Today, Sky Tavern is a little hill that is mostly ignored by those speeding over Mt. Rose Highway to Tahoe’s larger resorts. But in the post–World War II era, Sky Tavern was the premier spot to ski.
“It was the place to go because of Reno, and Reno was the place to go,” says Bill Henderson, who now runs the Sky Tavern Junior Ski Program.
In 1939, Wayne Poulsen (of Squaw Valley fame) and his friend Ed Health installed a small rope tow on the hill. The land was then purchased by Robinson Neeman, who hired longtime Reno contractor Keston Ramsey to build a two-section rope tow. In 1945, Ramsey bought the land—about 800 acres—from Neeman, who was in trouble with a Las Vegas mob. Ramsey began building a 20-room hotel, complete with coffee shop and bar, at the beginning of September; it was finished by December 15. “The material was pretty hard to get a hold of, so we had to scrounge around and there wasn’t too much available, as it was right after the war,” Ramsey said in a 1983 oral history conducted by the University of Nevada, Reno’s Edith S. Swift.

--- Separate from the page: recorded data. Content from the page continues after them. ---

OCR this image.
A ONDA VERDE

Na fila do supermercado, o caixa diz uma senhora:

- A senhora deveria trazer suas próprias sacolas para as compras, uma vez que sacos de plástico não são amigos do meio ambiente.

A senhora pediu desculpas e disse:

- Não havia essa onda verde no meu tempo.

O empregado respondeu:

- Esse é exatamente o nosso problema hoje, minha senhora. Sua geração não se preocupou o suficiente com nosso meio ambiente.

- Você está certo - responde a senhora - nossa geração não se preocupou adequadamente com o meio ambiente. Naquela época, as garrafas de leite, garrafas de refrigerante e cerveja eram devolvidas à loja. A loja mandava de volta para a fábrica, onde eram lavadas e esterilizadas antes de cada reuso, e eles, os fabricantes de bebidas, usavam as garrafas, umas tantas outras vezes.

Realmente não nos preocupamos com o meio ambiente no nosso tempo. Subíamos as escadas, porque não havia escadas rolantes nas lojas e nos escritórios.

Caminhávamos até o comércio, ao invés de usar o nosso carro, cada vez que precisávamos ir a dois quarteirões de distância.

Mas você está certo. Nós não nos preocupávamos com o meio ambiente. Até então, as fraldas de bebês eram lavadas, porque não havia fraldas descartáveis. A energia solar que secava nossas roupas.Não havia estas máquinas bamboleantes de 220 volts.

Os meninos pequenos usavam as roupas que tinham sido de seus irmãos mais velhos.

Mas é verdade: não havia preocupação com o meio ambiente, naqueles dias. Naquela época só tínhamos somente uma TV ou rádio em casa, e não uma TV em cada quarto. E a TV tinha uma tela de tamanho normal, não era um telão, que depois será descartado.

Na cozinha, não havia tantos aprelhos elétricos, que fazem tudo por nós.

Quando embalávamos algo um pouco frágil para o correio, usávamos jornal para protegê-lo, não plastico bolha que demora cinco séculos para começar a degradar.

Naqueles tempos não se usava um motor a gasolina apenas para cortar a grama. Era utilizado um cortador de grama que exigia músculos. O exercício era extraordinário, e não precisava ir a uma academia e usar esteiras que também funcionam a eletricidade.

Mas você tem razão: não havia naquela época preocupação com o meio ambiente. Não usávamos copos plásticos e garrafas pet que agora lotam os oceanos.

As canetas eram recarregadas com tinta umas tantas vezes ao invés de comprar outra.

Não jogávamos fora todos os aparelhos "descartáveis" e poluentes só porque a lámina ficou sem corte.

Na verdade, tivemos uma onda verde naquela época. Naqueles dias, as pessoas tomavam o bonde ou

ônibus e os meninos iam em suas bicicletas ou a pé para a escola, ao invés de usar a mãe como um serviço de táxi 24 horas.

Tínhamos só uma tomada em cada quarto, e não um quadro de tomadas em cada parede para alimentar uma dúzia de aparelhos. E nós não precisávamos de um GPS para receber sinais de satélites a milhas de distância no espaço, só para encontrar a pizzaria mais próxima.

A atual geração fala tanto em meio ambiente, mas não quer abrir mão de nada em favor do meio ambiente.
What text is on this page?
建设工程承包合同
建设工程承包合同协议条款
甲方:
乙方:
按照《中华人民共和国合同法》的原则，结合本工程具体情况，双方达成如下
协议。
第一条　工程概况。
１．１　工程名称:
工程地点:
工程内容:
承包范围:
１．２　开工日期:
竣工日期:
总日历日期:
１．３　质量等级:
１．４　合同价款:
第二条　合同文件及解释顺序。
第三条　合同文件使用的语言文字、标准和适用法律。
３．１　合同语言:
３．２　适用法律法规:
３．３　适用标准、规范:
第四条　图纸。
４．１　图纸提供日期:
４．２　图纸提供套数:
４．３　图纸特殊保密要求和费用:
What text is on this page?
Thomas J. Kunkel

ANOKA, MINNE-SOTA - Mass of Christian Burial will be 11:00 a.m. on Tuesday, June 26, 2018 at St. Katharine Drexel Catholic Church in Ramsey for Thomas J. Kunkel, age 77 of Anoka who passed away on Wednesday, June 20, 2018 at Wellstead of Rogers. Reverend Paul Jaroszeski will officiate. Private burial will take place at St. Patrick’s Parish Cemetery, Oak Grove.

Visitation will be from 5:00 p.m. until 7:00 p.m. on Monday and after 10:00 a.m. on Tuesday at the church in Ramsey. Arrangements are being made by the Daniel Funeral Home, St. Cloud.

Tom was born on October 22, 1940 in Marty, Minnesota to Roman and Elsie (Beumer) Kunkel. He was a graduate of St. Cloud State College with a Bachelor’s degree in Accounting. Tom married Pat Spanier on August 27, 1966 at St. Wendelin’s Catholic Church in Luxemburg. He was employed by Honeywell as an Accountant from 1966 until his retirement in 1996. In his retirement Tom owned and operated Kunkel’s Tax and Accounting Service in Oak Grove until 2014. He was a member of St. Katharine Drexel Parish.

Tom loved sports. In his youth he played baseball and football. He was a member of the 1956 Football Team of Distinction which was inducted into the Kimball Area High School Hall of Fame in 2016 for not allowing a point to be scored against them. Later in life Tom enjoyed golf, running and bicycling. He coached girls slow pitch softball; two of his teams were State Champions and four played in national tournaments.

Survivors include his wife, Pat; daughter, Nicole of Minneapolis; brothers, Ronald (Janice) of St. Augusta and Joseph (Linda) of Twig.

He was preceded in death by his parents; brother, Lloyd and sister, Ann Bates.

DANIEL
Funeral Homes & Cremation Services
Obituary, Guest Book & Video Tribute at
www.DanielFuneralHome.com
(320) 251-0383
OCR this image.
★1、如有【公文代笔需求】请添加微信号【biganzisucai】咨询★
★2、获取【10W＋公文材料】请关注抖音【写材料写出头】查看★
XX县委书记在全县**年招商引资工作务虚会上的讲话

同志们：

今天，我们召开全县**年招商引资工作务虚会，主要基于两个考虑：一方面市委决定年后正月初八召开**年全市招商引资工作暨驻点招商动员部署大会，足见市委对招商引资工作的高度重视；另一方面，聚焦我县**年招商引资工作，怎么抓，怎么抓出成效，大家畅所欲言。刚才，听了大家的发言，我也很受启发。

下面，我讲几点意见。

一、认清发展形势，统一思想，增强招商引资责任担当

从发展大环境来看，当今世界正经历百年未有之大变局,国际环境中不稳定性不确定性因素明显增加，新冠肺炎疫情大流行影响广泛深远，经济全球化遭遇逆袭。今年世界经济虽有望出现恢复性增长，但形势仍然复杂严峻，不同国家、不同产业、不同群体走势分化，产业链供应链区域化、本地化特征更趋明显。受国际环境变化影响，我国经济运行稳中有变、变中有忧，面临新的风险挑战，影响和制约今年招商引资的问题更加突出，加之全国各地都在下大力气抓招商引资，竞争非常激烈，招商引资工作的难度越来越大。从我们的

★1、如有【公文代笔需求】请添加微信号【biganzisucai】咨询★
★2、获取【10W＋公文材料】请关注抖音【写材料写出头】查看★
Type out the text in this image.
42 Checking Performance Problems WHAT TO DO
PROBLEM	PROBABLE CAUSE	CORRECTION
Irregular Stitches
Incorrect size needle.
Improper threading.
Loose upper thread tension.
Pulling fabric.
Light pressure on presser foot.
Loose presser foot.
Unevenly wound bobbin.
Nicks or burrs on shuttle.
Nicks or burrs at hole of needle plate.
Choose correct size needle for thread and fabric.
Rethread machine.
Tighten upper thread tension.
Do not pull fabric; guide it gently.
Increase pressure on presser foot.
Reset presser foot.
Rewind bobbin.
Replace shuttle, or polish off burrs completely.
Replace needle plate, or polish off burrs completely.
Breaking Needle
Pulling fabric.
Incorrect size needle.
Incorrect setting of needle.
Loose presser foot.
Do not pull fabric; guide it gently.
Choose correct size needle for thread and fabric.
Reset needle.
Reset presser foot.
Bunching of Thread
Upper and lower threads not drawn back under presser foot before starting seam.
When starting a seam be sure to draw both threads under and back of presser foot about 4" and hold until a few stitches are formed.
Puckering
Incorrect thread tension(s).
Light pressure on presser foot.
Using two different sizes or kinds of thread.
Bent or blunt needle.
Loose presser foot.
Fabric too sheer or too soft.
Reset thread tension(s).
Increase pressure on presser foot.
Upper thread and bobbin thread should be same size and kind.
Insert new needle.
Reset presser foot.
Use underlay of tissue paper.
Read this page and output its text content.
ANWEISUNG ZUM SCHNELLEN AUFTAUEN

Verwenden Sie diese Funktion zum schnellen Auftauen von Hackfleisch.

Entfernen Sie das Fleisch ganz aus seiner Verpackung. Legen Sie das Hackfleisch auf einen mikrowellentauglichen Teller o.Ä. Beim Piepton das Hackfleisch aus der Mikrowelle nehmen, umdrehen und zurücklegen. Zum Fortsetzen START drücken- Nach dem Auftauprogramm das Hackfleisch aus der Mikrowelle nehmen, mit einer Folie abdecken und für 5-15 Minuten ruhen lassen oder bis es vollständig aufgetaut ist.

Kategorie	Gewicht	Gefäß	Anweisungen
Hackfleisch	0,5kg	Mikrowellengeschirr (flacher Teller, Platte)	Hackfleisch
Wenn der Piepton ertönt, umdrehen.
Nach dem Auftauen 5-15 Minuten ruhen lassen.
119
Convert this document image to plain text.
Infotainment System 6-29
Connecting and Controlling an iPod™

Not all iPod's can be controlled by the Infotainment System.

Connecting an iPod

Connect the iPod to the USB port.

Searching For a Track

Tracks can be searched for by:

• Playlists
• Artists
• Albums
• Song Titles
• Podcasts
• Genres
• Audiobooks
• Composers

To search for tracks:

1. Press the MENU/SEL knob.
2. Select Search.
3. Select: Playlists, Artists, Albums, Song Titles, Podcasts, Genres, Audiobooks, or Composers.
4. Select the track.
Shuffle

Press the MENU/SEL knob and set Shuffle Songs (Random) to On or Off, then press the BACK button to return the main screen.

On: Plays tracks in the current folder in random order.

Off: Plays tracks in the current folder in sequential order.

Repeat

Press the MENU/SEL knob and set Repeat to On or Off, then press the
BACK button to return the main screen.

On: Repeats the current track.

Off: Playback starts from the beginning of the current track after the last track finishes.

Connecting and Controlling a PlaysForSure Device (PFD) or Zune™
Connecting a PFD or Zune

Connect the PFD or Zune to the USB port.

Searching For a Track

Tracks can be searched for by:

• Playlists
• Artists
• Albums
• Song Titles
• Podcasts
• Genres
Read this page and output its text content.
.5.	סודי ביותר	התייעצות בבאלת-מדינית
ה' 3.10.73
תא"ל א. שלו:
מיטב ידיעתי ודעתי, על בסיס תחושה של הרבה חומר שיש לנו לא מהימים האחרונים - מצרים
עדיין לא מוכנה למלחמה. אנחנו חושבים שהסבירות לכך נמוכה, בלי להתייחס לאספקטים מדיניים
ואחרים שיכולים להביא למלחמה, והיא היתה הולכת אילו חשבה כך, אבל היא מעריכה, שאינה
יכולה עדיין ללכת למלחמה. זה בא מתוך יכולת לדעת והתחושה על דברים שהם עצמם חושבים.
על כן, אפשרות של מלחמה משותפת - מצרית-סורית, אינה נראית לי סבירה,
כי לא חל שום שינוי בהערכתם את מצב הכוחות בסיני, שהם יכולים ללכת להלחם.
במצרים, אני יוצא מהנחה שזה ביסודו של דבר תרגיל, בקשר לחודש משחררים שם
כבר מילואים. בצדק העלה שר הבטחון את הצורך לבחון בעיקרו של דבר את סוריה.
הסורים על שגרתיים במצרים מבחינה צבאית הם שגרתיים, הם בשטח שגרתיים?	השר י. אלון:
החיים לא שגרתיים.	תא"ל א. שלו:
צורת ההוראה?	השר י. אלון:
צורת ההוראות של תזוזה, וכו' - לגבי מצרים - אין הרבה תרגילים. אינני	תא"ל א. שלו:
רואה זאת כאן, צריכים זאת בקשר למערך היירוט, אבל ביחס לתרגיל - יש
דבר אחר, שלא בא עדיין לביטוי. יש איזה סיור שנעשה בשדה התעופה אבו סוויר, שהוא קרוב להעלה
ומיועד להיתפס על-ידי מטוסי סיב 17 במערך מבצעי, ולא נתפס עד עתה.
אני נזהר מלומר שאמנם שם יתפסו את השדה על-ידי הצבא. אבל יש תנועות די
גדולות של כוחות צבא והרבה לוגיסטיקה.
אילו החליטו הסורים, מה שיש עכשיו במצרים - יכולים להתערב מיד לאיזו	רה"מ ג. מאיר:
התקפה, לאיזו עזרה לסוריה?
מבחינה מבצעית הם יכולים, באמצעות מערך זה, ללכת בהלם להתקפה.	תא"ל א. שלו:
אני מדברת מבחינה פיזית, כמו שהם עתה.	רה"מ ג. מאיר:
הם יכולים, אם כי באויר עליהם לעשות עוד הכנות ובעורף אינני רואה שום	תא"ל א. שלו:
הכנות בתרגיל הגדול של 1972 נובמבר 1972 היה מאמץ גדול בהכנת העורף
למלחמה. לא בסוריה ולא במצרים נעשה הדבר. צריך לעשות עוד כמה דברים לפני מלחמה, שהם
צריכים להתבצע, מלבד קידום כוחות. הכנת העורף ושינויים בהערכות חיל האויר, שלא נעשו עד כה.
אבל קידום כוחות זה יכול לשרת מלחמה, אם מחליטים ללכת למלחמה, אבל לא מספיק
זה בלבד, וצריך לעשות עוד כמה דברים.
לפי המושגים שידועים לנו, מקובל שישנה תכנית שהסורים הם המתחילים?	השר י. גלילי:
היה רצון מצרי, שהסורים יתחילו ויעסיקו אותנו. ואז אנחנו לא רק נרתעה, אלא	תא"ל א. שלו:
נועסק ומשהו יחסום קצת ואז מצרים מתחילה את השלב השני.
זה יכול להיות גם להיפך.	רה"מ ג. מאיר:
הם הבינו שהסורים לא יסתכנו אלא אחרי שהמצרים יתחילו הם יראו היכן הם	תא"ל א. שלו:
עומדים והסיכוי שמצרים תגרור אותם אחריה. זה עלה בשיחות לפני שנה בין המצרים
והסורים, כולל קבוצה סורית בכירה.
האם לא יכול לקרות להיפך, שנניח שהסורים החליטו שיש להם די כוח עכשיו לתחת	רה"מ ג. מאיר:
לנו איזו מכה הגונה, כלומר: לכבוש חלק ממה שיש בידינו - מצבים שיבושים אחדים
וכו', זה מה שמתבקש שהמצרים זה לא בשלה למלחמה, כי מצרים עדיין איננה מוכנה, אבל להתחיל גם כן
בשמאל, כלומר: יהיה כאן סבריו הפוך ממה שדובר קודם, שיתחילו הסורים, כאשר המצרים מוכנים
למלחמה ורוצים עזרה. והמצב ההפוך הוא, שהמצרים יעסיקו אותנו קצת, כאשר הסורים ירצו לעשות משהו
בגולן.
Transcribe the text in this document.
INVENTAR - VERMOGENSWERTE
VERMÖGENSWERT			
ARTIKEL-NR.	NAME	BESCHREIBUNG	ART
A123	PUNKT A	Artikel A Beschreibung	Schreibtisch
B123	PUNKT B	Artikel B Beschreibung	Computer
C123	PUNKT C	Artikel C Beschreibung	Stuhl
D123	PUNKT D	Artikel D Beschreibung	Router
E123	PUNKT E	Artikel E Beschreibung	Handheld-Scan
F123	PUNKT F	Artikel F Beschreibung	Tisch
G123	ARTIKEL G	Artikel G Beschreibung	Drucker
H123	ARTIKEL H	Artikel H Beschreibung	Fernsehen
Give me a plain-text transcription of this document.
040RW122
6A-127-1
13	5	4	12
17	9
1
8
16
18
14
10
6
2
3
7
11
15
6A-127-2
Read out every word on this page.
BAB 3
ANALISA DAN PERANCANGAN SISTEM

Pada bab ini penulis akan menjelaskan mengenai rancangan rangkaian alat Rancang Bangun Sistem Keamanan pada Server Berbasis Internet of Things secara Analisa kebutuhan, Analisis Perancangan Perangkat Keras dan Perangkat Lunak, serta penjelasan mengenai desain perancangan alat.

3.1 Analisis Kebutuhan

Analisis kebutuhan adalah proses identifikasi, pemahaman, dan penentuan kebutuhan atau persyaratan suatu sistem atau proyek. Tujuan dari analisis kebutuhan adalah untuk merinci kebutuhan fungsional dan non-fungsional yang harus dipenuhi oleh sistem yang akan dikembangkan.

Yet, the resort opened to an excited public that paid $1 to ski the rope tows and $1.50 for the T-bar and rope tows. The first year, there was no electricity; the resort operated on a generator and the ski lifts on gasoline motors. There was no grooming equipment. “Everything had to be done by hand,” Ramsey said. “We’d have to round up a bunch of skiers and the ski patrol and take them up the T-bar and let them sideslip down the hill in order to pack the slope. We usually started out with a limited area during the day where we could ski, and then during the day, as more area got skied out, we could expand and ski more of the slopes.”
In the mid-1940s, Sky Tavern was the only open local resort (Sugar Bowl, the region’s first ski resort, closed for years because of the war), and attracted a celebrity clientele, to include actors such as Gary Cooper, Rita Hayworth and Ingrid Bergman. Bill Harrah had a small gambling operation at the resort. Joe DiMaggio was snowed in for a few days. National radio broadcaster Lowell Thomas conducted his broadcasts over the resort’s telephone.
The ski business was not an easy one. During the winter of 1951–52, Sky Tavern was snowed in for six weeks after receiving 20 feet of powder. First aid was a brake-less toboggan set up with splints and bandages. There were no ambulances.
Eventually, Squaw Valley opened, and then Alpine Meadows and Heavenly. In 1954, two chairlifts were opened on Slide Mountain, what would eventually become part of Mt. Rose Ski Resort. Ramsey, who died in 2010 at the age of 101, sold Sky Tavern in 1959.
“Sky Tavern became less and less useful as a ski area,” says Henderson. “Where are you going to ski—the big place or the little place?”
The celebrities may be gone but the resort was not forgotten: Its Junior Ski Program, established in 1948 to help children get on the snow, continues today.